Relationship between cognitive and immune functioning in children born to HIV‐1 seropositive women

Abstract
This study examined the relative contributions of immune system dysfunction, HIV type 1 (HIV‐1) serostatus, and psychosocial and environmental cofactors to cognitive functioning in children (N=46), ages 1 year 3 months to 9 years 3 months. All children were born to HIV‐1 seropositive women; children's cord blood at birth was positive for HIV‐1 antibodies. However, subsequent testing for HIV‐1 antibodies at age 1 year 3 months revealed that 54% of the sample were HIV‐1 infected while 46%, although exposed to HIV‐1 in utero, were uninfected. Children were administered the Bayley Scales of Infant Development or McCarthy Scales of Children's Abilities to assess level of overall cognitive functioning.

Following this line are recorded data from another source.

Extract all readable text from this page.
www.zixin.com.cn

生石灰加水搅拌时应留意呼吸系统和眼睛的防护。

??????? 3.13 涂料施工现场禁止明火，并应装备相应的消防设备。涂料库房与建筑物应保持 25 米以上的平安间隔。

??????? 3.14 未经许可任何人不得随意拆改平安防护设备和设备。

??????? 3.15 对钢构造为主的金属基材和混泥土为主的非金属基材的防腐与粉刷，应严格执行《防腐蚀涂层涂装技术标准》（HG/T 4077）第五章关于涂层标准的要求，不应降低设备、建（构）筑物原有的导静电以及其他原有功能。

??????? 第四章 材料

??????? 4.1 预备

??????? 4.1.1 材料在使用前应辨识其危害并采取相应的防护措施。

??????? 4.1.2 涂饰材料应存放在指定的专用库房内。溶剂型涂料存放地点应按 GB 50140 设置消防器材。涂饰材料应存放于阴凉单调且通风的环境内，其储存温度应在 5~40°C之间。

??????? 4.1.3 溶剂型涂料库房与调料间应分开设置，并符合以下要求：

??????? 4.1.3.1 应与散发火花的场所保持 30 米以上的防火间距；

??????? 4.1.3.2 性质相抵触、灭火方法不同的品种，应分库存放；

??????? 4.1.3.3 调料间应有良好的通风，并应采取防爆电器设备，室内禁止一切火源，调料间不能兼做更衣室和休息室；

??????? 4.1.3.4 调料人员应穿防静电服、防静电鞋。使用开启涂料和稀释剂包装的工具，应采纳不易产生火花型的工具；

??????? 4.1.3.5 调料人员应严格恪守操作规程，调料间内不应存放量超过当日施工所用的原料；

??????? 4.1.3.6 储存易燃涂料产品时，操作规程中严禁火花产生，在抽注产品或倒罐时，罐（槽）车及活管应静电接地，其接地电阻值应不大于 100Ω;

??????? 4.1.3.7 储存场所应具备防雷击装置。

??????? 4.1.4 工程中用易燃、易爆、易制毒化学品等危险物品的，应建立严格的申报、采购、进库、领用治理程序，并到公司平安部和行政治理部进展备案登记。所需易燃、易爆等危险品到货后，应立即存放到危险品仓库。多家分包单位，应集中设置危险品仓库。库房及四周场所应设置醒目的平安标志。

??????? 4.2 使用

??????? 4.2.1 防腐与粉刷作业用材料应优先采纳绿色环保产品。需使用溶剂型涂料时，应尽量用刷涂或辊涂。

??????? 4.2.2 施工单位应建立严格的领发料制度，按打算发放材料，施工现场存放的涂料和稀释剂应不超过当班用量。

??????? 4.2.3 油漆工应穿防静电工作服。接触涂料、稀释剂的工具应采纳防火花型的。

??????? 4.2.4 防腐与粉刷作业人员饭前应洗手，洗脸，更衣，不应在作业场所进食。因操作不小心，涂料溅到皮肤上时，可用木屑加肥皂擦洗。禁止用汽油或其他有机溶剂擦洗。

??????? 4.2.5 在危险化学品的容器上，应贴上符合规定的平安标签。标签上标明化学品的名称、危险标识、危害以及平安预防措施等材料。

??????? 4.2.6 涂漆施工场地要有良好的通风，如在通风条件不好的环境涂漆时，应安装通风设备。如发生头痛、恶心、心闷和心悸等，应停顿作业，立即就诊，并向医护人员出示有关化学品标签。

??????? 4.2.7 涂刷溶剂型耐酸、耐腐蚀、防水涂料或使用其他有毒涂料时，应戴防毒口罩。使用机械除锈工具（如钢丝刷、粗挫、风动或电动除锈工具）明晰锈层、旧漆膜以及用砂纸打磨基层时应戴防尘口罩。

Immune system dysfunction was indexed by the percent of CD4+ cells proximal to time of cognitive testing. Psychosocial and environmental cofactors included offspring demographic characteristics (age, gender, ethnicity), caregiver status, and maternal drug use during pregnancy. Multiple hierarchical regression analysis was used to determine the extent to which the degree of immune system dysfunction was related to the level of cognitive functioning while controlling for the effects of psychosocial and environmental cofactors and offspring HIV‐1 serostatus. Results suggest that the magnitude of HIV‐1‐related immunosuppression is a unique and significant predictor of cognitive functioning above and beyond psychosocial and environmental cofactors. Furthermore, our findings support the notion that the degree of immune system dysfunction is related to the level of cognitive functioning in children born to HIV‐1 seropositive women, despite the child's HIV‐1 serostatus.